2月22日は「猫の日」全国各地を走るネコ列車 車両デザインから駅長まで「鉄道と猫」の縁
一方、両備バス関西カンパニーでは、観光バスに「たまバス」を用意している。高速道路を走ることもあって耳はないが、白い車体にたまのイラストをちりばめた外観、三毛猫カラーの車内はたま電車に近い。外観イラストの一部は横の窓まではみ出していて、この部分は車内側にもイラストが入っている。
両備グループ以外で猫列車を探すと、意外に少ない。その中で筆者が出会ったのは富山県高岡市・射水市を走る万葉線と東京都世田谷区の東急電鉄世田谷線だ。

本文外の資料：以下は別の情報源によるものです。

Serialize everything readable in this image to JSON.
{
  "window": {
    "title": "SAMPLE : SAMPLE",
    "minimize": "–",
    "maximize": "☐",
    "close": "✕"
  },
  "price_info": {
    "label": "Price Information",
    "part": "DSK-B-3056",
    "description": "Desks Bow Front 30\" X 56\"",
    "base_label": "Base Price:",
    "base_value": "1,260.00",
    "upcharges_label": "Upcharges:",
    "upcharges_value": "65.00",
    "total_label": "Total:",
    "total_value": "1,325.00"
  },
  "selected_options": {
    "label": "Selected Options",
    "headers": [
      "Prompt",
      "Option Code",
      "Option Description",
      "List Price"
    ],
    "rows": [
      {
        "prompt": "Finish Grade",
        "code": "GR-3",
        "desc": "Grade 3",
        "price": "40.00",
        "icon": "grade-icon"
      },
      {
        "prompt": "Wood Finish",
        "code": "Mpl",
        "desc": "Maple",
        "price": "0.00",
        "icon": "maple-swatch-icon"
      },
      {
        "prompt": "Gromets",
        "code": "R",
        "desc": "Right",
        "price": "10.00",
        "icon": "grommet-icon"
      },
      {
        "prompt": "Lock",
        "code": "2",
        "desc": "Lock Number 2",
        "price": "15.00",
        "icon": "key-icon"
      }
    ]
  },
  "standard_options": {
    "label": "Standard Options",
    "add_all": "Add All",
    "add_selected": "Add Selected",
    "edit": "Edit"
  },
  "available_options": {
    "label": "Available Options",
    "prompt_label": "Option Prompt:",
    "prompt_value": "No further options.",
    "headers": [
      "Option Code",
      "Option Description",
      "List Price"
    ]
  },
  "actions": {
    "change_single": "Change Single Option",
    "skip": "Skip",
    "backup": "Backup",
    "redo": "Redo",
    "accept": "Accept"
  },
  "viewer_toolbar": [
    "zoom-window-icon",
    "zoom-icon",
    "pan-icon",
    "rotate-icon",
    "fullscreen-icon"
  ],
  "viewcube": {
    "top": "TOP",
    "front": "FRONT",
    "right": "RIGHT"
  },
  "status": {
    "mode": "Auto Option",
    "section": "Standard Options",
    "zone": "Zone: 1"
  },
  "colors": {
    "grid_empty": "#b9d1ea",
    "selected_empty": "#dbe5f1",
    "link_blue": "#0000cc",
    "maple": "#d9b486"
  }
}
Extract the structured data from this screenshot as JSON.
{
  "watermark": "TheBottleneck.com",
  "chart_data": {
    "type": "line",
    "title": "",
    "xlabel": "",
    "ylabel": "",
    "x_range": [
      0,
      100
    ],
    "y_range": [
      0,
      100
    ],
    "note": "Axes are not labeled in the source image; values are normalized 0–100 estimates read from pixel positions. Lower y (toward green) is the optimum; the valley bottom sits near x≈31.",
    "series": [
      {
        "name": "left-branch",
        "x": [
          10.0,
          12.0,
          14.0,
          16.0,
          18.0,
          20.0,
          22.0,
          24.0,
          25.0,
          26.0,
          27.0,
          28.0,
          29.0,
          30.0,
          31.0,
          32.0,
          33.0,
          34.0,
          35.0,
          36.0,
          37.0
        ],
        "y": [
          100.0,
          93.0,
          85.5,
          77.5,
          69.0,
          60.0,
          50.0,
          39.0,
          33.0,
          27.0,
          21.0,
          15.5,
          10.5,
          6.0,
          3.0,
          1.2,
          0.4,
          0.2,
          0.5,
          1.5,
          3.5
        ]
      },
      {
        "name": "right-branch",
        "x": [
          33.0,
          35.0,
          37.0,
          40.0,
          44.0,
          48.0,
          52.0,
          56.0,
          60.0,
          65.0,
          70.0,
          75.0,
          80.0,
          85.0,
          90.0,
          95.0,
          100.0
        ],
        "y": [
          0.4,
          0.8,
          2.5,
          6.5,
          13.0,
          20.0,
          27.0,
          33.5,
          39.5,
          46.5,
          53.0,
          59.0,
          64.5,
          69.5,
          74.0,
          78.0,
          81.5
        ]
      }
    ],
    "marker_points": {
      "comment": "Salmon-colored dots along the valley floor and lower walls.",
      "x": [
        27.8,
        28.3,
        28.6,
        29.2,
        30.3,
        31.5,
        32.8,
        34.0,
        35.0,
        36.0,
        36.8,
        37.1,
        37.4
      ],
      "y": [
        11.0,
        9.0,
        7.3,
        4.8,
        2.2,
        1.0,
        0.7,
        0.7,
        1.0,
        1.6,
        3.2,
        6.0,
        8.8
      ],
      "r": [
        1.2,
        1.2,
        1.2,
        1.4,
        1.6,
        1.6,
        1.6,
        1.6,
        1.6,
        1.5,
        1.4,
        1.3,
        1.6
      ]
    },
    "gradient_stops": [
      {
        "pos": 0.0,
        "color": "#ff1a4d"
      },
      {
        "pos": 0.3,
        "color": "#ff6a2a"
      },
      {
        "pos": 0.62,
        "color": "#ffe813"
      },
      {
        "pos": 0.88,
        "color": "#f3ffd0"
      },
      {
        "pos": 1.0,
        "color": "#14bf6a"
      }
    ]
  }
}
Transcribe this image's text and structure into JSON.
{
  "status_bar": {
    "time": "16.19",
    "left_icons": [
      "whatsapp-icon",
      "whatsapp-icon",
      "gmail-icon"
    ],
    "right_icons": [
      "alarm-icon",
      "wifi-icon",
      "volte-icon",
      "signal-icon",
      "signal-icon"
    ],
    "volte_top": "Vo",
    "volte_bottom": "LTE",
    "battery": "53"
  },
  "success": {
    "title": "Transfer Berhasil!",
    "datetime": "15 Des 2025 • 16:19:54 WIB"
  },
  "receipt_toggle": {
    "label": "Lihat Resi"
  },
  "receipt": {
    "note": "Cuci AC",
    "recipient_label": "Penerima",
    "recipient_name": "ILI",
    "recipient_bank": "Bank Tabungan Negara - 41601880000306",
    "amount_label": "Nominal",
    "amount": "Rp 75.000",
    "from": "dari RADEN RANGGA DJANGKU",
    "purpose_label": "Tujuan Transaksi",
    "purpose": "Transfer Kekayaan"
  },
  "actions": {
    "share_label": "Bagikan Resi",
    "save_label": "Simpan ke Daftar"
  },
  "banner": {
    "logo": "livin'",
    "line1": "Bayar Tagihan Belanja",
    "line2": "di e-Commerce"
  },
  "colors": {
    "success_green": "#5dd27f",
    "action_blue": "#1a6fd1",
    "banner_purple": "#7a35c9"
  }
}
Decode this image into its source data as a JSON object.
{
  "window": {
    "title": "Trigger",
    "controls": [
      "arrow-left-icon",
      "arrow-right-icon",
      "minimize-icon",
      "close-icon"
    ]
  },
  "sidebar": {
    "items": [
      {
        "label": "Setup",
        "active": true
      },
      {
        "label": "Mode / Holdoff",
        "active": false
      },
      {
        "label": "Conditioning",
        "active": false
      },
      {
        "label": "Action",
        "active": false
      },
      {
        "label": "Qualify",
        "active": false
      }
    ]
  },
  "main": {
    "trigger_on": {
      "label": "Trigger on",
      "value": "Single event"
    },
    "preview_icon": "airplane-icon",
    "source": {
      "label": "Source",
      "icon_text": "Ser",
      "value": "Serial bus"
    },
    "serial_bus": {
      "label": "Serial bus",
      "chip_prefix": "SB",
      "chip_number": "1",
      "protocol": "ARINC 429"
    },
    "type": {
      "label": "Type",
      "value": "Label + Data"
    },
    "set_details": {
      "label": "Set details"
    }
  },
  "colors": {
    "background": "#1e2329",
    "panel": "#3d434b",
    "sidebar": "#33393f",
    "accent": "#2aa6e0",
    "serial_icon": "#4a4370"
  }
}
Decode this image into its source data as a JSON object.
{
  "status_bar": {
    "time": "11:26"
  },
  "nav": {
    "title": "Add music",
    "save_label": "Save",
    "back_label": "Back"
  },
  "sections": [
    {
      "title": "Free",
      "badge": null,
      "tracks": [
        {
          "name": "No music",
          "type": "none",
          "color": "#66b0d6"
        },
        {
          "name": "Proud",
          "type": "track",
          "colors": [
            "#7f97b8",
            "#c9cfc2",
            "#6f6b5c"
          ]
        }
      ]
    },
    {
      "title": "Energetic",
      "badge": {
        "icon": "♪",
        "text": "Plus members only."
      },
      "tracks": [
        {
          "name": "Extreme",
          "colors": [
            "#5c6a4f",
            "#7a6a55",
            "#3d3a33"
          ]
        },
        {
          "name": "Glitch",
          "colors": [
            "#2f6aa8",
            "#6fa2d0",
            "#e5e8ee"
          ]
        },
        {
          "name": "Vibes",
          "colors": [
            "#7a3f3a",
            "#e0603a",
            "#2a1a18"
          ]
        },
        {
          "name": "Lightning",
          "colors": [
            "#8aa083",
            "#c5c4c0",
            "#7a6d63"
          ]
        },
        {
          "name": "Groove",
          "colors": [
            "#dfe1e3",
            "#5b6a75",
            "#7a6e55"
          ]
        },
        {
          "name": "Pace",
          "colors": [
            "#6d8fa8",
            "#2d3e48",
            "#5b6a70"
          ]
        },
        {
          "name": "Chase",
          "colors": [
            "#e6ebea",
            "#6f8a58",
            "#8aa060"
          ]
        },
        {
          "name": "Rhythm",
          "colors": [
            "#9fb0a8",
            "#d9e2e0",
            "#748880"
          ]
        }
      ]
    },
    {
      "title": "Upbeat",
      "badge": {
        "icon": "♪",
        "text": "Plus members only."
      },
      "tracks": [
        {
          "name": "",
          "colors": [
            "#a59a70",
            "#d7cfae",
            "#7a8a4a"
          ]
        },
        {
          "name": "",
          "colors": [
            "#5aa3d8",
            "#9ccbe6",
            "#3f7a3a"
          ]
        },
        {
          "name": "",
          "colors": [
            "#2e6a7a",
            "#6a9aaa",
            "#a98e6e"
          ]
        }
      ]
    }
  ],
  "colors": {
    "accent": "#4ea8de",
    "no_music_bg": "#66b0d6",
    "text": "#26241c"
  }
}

万葉線のそれは正確にはアニマル電車という名前で、2016年夏まで走っており、デ7070形の正面に猫、側面に十二支の動物の絵が描かれていた。神様が十二支の順番を決めるお触れを出した際、日時を聞くのを忘れた猫にネズミがうそを教えたため、猫が十二支に入れず、それ以降猫はネズミを追い掛けるようになったという説はおなじみだが、アニマル電車では逆に猫が特等席に陣取っていた。
万葉線は以前は加越能鉄道(現・加越能バス)が運行していたが、乗客減少に悩んでおり、台風による橋脚一部流失を契機に、一部区間の廃止を表明した。これに対して地元の自治体や住民などが存続のための活動を続け、2002年に第三セクターの万葉線に移行したという経緯を持つ。和歌山電鐵に通じるストーリーだ。アニマル電車はこの過程で、存続を願う小学生に描いてもらった絵から生まれた。
「猫型ロボット」の電車も
現在、万葉線には猫型ロボットの電車が走っている。高岡市出身の漫画家、藤子・F・不二雄氏の代表作である『ドラえもん』をモチーフとしたドラえもんトラムだ。こちらは新世代のMLRV1000形「アイトラム」をベースとしている。通常の塗装は赤で車内は白基調だが、ドラえもんトラムは外も中も青となっており、ドラえもんやのび太などのキャラクターが描かれている。赤い帯を首輪に見立てて鈴を描き、ドアは「どこでもドア」のピンクとするなど、センスの良い仕立てだ。
一方の世田谷線はルーツに当たる玉川線が昨年開業110周年を迎えたことを記念して、3月末までの期間限定で300系1編成を「幸福の招き猫電車」に仕立てた。
沿線にある豪徳寺が招き猫発祥の地と言われていることにちなんでおり、外観は白い車体の前面や側面に招き猫を描いている。車内は吊り手が招き猫の形になり、床には猫の足跡が加わった。足跡は入口から出口に向かっており、乗客の車内移動を促すようになっている。